When you think of Kentucky, you don’t exactly think of brandy and when you tour said brandy distillery, you don’t expect to put your tag on a barrel. But then again, as with Alice’s “Drink Me” potion sometimes up is down, the path is blurred and things are not exactly what they seem.
Copper & Kings is a brandy distillery that burst onto the scene recently with the release of some incredible brandies and grape based absinthe.
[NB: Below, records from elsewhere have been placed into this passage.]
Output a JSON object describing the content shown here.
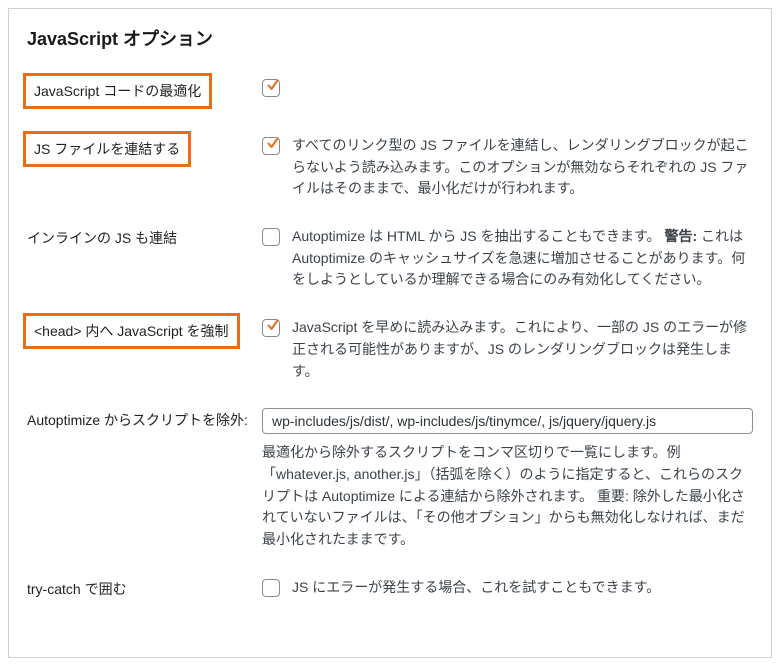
{
  "title": "JavaScript オプション",
  "rows": {
    "optimize": {
      "label": "JavaScript コードの最適化",
      "checked": true,
      "highlight": true
    },
    "aggregate": {
      "label": "JS ファイルを連結する",
      "checked": true,
      "highlight": true,
      "desc": "すべてのリンク型の JS ファイルを連結し、レンダリングブロックが起こらないよう読み込みます。このオプションが無効ならそれぞれの JS ファイルはそのままで、最小化だけが行われます。"
    },
    "inline": {
      "label": "インラインの JS も連結",
      "checked": false,
      "highlight": false,
      "desc_prefix": "Autoptimize は HTML から JS を抽出することもできます。",
      "desc_bold": "警告:",
      "desc_suffix": " これは Autoptimize のキャッシュサイズを急速に増加させることがあります。何をしようとしているか理解できる場合にのみ有効化してください。"
    },
    "forcehead": {
      "label": "<head> 内へ JavaScript を強制",
      "checked": true,
      "highlight": true,
      "desc": "JavaScript を早めに読み込みます。これにより、一部の JS のエラーが修正される可能性がありますが、JS のレンダリングブロックは発生します。"
    },
    "exclude": {
      "label": "Autoptimize からスクリプトを除外:",
      "value": "wp-includes/js/dist/, wp-includes/js/tinymce/, js/jquery/jquery.js",
      "desc": "最適化から除外するスクリプトをコンマ区切りで一覧にします。例「whatever.js, another.js」（括弧を除く）のように指定すると、これらのスクリプトは Autoptimize による連結から除外されます。 重要: 除外した最小化されていないファイルは、「その他オプション」からも無効化しなければ、まだ最小化されたままです。"
    },
    "trycatch": {
      "label": "try-catch で囲む",
      "checked": false,
      "highlight": false,
      "desc": "JS にエラーが発生する場合、これを試すこともできます。"
    }
  }
}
We stocked their product soon after tasting it- while there are many craft producers that seem to be finding their branding and style, Copper & Kings came to the table with both of these elements done beautifully. They offered an exceptionally well made, focused product that was well packaged and marketed. So while in Kentucky to select our next Knob Creek Single Barrel, we figured we’d stop in to Copper & Kings and check out just what the hell was going on over there.
The distillery is sitting in a neighborhood of Louisville called Butchertown- a name derived from the meat packing business that used to dominate the area. There is one small processor remaining across the street and the tales of screaming pigs almost made us reconsider bacon. ALMOST. The area is one of several up and coming parts of Louisville that are part of what some would call a “hipster revival”. I concede the term sounds negative, but in my mind it’s not at all. Think- independent, well conceived food and drink places without the stiff collars and a little bit of grit. This is happening in urban centers around the country and I, for one, am all for it. Copper & Kings embodies this urban renaissance and adds a well funded shine. They’ve employed repurposed shipping containers for structures on your arrival- a small gift shop, greeting area and food prep area for parties. They’ve installed butterfly gardens in the front and taken what looks to have been a (pardon my french) total piece of shit building, blown off the cobwebs and turned it into a GORGEOUS distillery and event space.
Copper & Kings head distiller, Brandon gave as the skinny on the beautiful, mad scientistey copper pot stills that dominate the distillery- three alembic copper pot stills hand made by one of the leading manufacturers, and Butchertown neighbor, Vendome. Lots of shiny copper, piping to take the spirit to all parts of the building, glass peep holes and a gin basket that protrudes through to the second floor art gallery which is used to jam all of those botanicals in for their delicious absinthe. A lot of thought went into both preserving the character of this old structure while providing Brandon an incredible tool box to play with.
Producing brandy (and brandy based absinthe) means starting with grape juice. And since you don’t hear many folks talking about the great wine growing region of Kentucky, Copper & Kings sources their juice from California wineries. After distillation, the brandy is barreled and rested in the basement- a cool, subterranean area with music blasting. I’d heard about their sonic aging techniques and was prepared to call bullshit, but as it was explained I began to understand. It’s commonly understood that 70% of a spirit’s flavor is derived from its contact with wood. Copper & Kings is testing the theory that by blasting music as the spirit ages, the vibration in the liquid and the barrel causes more interaction with the wood and positively affects the end product. Certainly, more testing would have to be done to determine if it’s true or not, but the basement rocked regardless.
This is where things started to get interesting… Brandon told us a bit about his background- a personal and family history in winemaking and distilling. He showed us the work they were doing with unique barrels- beer barrels on loan from partner breweries, sherry butts, port pipes and some unique wood you don’t normally see in a distillery. He then mentioned there were around ten barrels aging in bourbon casks that they had selected for a single barrel program. Our ears perked up.
We sidestepped through some very tight racking with a drill and some hand scrawled notes. Brandon had some “honey barrels” identified and we went down the line checking them out. While all were incredible, it came down to two- one aged in a Willett barrel and another in a Woodford Reserve barrel. While the former had the name appeal that would make everyone go crazy- the latter had the quality in the juice. Explosive and all encompassing bourbon flavor with a finish that lingers far beyond your typical bourbon. The nose is just like bourbon and while the flavor is very similar, it activates all parts of the palate. “This is brandy, right?” I asked. We were totally blown away by this spirit, but a bit nervous by the word “Brandy” on the label. We knew if blind tasted, this bottle would sell itself, but most people come to us for whiskey, not brandy, so there would be some education required. Luckily, we had traveled to Kentucky with a friendly competitor who was similarly blown away. We agreed to split the barrel. Our Copper & Kings Cask Strength Single Barrel (from a Woodford Reserve barrel) is now available!